As of 7:15 p.m. Wednesday, the Tennessee Emergency Management Agency is reporting 31 confirmed fatalities related to the storm activity. Those deaths, recorded by the Tennessee Department of Health, occurred in the following counties: Shelby, Fayette, Hardin, Macon, Madison, Sumner and Trousdale. More than 149 people have been reported as being injured and one person is presumed missing.
The State Emergency Operations Center in Nashville was activated by TEMA’s Director James Bassham at 6:30 p.m.Tuesday CST, as the storms began a deadly march across the state from Memphis through Middle Tennessee.
The storm caused several crashes, but the most severe was located West of Jackson, Tenn., on Interstate 40. These crashes, which involved more than 25 tractor-trailers, temporarily closed the highway in both directions.

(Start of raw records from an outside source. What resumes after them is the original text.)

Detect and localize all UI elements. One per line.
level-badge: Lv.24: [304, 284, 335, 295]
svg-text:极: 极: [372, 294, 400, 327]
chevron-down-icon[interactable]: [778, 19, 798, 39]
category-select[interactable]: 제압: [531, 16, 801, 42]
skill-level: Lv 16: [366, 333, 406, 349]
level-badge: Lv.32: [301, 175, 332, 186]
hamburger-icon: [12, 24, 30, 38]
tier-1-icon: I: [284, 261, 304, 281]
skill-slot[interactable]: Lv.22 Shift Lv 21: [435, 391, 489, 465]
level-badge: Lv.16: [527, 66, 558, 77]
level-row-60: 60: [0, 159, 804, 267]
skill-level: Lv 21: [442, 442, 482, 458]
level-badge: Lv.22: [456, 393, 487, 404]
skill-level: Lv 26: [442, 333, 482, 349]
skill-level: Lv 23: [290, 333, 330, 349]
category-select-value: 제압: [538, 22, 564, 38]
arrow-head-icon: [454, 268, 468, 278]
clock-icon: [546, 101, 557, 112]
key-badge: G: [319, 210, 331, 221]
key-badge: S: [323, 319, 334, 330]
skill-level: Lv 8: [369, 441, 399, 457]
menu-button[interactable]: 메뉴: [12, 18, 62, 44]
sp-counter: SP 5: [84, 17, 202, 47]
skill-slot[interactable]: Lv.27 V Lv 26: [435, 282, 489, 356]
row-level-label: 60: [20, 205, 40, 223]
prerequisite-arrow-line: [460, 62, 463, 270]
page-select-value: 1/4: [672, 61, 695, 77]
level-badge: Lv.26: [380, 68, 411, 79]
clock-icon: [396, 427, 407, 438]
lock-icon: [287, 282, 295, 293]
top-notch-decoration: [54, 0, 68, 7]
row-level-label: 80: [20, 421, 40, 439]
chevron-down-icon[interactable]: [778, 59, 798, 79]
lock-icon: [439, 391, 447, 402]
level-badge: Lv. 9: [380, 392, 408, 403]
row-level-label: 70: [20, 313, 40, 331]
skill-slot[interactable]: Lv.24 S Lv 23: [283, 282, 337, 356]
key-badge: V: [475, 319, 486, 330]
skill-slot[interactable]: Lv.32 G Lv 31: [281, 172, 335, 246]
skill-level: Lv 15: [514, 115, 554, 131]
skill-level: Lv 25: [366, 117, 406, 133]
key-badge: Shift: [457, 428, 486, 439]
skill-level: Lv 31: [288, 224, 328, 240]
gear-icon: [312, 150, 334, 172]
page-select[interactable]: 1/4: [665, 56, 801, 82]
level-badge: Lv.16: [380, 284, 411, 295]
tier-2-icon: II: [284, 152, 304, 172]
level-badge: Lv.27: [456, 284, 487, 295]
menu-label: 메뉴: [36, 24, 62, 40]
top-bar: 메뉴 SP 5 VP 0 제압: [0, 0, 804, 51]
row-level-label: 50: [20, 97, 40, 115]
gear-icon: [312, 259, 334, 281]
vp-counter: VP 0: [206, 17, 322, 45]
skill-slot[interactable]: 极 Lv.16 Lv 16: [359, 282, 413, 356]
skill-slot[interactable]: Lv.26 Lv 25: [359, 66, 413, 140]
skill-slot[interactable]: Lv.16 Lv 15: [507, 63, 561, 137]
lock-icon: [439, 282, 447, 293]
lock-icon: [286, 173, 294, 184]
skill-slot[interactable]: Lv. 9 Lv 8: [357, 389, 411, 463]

In Memphis, the storm released more than 120,000 lbs. of anhydrous ammonia when a tank was ruptured at the Hardy Bottling Co. on East Rains. This release to the atmosphere poses no risk to the public.
At Union University in Madison Co., 16 students were temporarily trapped in a dormitory after it was struck by a tornado. More than 30 people were transported to the Jackson-Madison Hospital.
A fire from a natural gas pipeline at the Columbia Gulf Transmission Co. facility in Hartsville, Tenn., was highly visible for much of the night. The fire, which has now burned out, reports indicated flames at one time reaching as high as 400 to 500 feet into the air due to the pressurized nature of the long-distance transmission pipeline.